In spite of the medical and technological developments of the last centuries, Tuberculosis (TB) has remained a challenging disease, with a limited number of therapeutic options, particularly in light of the increase in drug-resistant cases. The search for new molecules continues, with several candidates currently in clinical testing and ongoing efforts to identify novel targets. This work summarizes recent developments on anti-TB therapy, starting by discussing the current epidemiologic status and presenting an overview of the history of anti-tuberculosis drug discovery. Special attention is dedicated to five multifunctional enzymes that are regarded as promising targets for new anti-TB drugs: 5-aminoimidazole-4-carboxamide ribonucleotide transformylase/IMP cyclohydrolase (ATIC); 3,4-dihydroxy-2-butanone 4-phosphate synthase (DHBPS)/GTP cyclohydrolase II (GCHII); glutamine dependent NAD+ Synthetase (NadE); chorismate synthase (CS); and Tryptophan synthase (TS). These enzymes are involved in metabolic pathways critical for the M. tuberculosis survival, growth or replication, but that are not expressed in humans or have significant differences in terms of functionality, which makes them appealing targets. Their function, structure, possible catalytic mechanisms, and current inhibition strategies and inhibitors are reviewed and discussed.

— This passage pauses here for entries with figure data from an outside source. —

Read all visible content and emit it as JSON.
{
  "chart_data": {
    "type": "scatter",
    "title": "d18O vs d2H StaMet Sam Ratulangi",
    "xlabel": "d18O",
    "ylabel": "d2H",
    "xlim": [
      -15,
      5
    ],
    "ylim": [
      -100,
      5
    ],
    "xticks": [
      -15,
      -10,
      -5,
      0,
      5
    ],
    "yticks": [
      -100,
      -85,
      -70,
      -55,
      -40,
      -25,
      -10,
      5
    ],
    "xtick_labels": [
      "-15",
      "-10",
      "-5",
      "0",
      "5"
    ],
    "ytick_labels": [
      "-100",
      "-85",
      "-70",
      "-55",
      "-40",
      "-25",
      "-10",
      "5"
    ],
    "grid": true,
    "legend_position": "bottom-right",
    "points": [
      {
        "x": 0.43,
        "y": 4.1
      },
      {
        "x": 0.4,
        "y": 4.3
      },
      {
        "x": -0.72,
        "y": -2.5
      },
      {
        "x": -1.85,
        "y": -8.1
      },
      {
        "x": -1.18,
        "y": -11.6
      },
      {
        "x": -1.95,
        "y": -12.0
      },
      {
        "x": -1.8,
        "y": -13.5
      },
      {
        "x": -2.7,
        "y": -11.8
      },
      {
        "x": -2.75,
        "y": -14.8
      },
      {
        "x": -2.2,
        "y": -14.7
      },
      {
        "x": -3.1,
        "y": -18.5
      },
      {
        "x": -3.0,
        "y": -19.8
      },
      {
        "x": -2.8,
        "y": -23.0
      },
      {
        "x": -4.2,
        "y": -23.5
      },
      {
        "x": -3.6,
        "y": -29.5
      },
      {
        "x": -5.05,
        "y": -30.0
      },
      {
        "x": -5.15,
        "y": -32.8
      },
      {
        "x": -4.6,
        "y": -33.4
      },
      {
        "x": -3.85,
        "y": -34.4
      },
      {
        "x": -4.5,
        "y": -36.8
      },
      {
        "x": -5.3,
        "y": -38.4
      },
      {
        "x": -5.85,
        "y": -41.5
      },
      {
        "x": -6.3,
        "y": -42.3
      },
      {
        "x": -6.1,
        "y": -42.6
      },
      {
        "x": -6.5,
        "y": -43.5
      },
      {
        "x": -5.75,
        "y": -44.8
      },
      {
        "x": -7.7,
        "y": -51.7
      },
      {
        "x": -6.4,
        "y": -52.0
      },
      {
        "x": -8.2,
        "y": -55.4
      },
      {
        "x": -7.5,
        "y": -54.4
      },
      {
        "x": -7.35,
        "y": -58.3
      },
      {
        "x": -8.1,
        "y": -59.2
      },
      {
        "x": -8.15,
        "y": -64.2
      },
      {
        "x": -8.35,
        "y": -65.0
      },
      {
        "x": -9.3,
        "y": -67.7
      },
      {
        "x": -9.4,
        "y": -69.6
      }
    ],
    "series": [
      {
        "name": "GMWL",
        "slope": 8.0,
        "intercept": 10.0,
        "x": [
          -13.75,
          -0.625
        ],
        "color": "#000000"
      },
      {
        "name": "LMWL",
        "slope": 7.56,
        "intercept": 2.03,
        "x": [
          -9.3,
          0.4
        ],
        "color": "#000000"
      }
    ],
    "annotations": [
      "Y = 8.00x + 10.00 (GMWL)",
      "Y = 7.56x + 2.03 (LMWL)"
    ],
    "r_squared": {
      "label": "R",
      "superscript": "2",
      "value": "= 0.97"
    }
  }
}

尽管过去几个世纪的医学和技术取得了发展，但结核病 (TB) 仍然是一种具有挑战性的疾病，治疗选择有限，特别是鉴于耐药病例的增加。寻找新分子的工作仍在继续，目前有几个候选药物正在进行临床测试，并正在努力寻找新的靶点。这项工作总结了抗结核治疗的最新进展，首先讨论了当前的流行病学状况，并概述了抗结核药物发现的历史。特别关注五种被认为是新型抗结核药物有希望的靶标的多功能酶：5-氨基咪唑-4-甲酰胺核糖核苷酸转化酶/IMP环水解酶（ATIC）；3、4-二羟基-2-丁酮 4-磷酸合酶 (DHBPS)/GTP 环水解酶 II (GCHII)；谷氨酰胺依赖性 NAD+ 合成酶 (NadE)；分支酸合酶 (CS)；和色氨酸合酶 (TS)。这些酶参与了对结核分枝杆菌生存、生长或复制至关重要的代谢途径，但这些酶在人类中没有表达或在功能方面存在显着差异，这使得它们成为吸引人的目标。对其功能、结构、可能的催化机制以及当前的抑制策略和抑制剂进行了回顾和讨论。但在人类身上没有表现出来，或者在功能方面存在显着差异，这使得它们成为吸引人的目标。对其功能、结构、可能的催化机制以及当前的抑制策略和抑制剂进行了回顾和讨论。但在人类身上没有表现出来，或者在功能方面存在显着差异，这使得它们成为吸引人的目标。对其功能、结构、可能的催化机制以及当前的抑制策略和抑制剂进行了回顾和讨论。